It was possible and practical for Intel to put 15 cores on one die in their 22nm process for a high-end product. But there was also significant demand for low and medium-priced products. These were better suited to the cost structure of the 6-core and 10-core die, respectively. Hence the 3 die layout strategy. The E5 v2 was only available publicly with up to 12-cores. The full 15-core was publicly available in the E7 v2, (and in E5 to special customers?).

In the current generation Xeon SP processors, the 3 die layout options are the LCC at 10 cores, HCC at 18 cores and XCC at 28 cores.


The inherent nature of semiconductor cost structure is that a large die is disproportionately more expensive than a small die. Some of this is the unusable real estate due to the number of whole die that fit on a wafer. In very large die, cost is dominated by declining yield at a given defect density (see also Motley Fool). The cost structure of Intel Xeon E5 and Xeon SP processors largely fits this pattern with some market driven adjustments.

The chart below shows the cost per core versus cores for the range of Xeon SP models (excluding certain specialty SKUs).


In the main sequence, the cost per core increases as core count increases. As expected, two small die processors cost less than one large die processor having the same total number of cores as the two small ones. An example is the Xeon 6132 14-core at $2,111 versus the Xeon 8180 28-core at $10,009.

At the system level, there is not much difference between the cost of motherboards that can accommodate one or two processors. It would seem then that there is logic in continuing the 2-way system as standard practice, now having 2 or 3 core count and frequency options to fit the broad range of data center requirements. This concept is valid assuming cores are equal between single and multi-processor systems.

Memory Latency, 1-Socket versus 2-Socket

Except that cores are not equal between single processor and multi-processor systems, significantly in terms of memory latency. And memory latency is the key determinant of performance for a most important class of applications.

The figure below shows a representation of the single socket Xeon E5 v4 system.


On a single socket Xeon E5-2630 v4 10-core processor, L3 latency was 17ns and memory latency was L3 + 58ns = 75ns as measured with the 7z benchmark. Intel cite L3 latency for the E5-2699 v4 22-core processor as 18ns. Hence single socket memory latency is assumed to be 76ns for an HCC die.

In the LCC die, there is a single ring connecting the cores and other sub-components. The HCC die has two interconnect rings, in turn, connected with a pair of switches.
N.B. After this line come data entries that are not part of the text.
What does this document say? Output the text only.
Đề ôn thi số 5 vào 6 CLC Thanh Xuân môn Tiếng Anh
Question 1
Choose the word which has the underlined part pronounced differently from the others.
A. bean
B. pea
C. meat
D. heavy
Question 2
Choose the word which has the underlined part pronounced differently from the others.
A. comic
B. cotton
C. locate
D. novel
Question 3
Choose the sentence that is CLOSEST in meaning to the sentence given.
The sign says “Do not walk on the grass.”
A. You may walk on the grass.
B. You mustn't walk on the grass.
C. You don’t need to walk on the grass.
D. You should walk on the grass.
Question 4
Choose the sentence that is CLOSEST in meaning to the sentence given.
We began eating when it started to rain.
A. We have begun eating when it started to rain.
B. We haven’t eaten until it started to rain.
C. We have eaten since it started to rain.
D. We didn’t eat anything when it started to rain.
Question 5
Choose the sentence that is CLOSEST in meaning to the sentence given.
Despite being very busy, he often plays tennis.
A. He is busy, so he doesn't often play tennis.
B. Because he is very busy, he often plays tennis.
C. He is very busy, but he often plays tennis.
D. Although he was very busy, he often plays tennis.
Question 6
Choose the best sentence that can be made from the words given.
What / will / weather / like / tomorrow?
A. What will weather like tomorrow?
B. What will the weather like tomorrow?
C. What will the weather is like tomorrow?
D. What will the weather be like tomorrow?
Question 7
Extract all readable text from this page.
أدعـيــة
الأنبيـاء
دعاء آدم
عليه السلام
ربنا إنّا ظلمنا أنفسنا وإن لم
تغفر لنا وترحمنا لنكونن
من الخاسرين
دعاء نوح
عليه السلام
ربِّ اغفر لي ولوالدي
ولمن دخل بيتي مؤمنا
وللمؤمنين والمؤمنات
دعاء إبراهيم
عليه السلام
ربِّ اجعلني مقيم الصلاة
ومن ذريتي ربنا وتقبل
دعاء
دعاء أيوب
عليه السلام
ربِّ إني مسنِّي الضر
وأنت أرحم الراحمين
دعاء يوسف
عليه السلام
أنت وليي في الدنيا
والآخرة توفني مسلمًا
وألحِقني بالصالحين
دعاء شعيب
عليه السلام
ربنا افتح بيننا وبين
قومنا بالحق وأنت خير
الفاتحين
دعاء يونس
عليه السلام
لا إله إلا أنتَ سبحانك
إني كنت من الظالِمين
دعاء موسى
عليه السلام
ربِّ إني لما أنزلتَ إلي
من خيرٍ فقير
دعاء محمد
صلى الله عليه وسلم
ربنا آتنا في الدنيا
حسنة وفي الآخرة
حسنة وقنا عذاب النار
One might think that there would be more than 1ns difference between a 10-core LCC and the 22/24-core HCC, and it would be nice if Intel would provide an explanation.

The figure below shows a representation of the 2-way system with Xeon E5 v4 processors.


The 7-cpu website shows L3 at 18ns for the E5-2699 v4, consistent with Intel. Local node memory latency is L3 + 75ns = 93ns.

The 7z-Benchmark does not test remote node memory latency. Intel rarely mentions memory latency in the Xeon E5/7 v1-4 generations. One source cites remote node memory at either 1.7X local node. Another cites remote node at 50-60ns higher than local node. The value of 148ns is a placeholder used in later calculations.

The difference between single socket memory latency and 2-way local node memory latency is attributed to a remote node L3 check to ensure cache coherency. The difference between 76 and 93ns is 22%. As memory latency is the major determinant in database transaction processing performance, 22% is huge.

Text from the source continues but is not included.